Officials also published their second estimate for private capex in the 2017-18 fiscal year, forecasting it to fall to around $85.4 billion, again above the previous forecast but weaker than the consensus forecast of $87.1 billion. Capital spending in Australia has trended lower in recent years, mainly reflecting a pullback in investment in the mining sector.

The capex survey covers around 60 percent of total business investment in Australia. More comprehensive information about the recent strength of investment will be published in the GDP report for this quarter, scheduled for release early June.

Private New Capital Expenditure & Expected Expenditure data are estimates of actual and expected new capital expenditure by private businesses for selected industries in Australia. New capital expenditure refers to the acquisition of new tangible assets either on own account or under a finance lease and includes major improvements, alterations and additions. In general, this is expenditures charged to fixed tangible assets accounts excluding expenditure on second hand assets unless these are imported for the first time.
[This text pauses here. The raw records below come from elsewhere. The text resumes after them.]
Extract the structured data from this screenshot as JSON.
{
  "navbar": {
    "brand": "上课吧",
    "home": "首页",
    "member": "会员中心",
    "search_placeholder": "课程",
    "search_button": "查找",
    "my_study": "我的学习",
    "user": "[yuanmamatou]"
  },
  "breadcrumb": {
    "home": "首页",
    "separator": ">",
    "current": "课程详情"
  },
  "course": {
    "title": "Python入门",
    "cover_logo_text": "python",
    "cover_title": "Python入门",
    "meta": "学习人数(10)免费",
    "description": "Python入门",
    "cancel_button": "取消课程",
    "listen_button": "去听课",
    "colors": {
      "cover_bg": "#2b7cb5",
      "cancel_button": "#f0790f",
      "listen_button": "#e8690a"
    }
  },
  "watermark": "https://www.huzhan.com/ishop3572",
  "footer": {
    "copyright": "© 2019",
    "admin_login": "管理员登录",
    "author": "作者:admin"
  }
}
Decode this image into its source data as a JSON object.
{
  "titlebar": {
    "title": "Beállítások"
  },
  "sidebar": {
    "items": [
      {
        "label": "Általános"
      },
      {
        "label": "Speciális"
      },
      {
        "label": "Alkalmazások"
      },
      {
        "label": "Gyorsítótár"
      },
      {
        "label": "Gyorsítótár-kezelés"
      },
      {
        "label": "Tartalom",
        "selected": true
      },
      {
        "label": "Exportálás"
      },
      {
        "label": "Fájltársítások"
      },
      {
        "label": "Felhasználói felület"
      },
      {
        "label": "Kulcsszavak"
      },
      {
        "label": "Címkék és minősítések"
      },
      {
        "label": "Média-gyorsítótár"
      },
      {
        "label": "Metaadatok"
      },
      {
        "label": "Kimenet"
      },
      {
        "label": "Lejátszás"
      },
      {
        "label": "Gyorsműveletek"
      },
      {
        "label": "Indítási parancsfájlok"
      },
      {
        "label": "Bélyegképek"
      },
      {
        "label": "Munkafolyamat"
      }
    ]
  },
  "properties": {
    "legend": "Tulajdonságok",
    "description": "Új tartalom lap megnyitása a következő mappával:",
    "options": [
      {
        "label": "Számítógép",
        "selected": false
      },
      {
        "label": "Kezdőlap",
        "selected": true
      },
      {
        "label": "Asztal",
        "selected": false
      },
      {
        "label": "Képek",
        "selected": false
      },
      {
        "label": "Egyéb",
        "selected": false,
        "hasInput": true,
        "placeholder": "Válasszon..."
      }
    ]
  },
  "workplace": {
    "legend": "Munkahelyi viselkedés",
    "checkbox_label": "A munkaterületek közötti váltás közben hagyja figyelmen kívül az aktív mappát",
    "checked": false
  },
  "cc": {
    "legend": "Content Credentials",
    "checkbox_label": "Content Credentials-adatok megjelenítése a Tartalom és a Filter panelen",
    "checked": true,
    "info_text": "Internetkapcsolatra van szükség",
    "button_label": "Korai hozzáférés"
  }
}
Capital expenditures are a key to sustained growth and this survey provides information about capital spending and the types of assets that are drawing the most attention from industry. The survey, which is conducted quarterly by mail, is based on a random sample of approximately 8,000 units. The sample is stratified by industry, state/territory and derived employment size. The figures obtained from the selected units are supplemented by data from units which have large capital expenditure and are outside the sample framework or not adequately covered by it. Among the assets covered are buildings and structures including both business and residential, equipment for these structures as well as infrastructure spending. Equipment includes fixed equipment such as machinery, autos, office equipment, etc.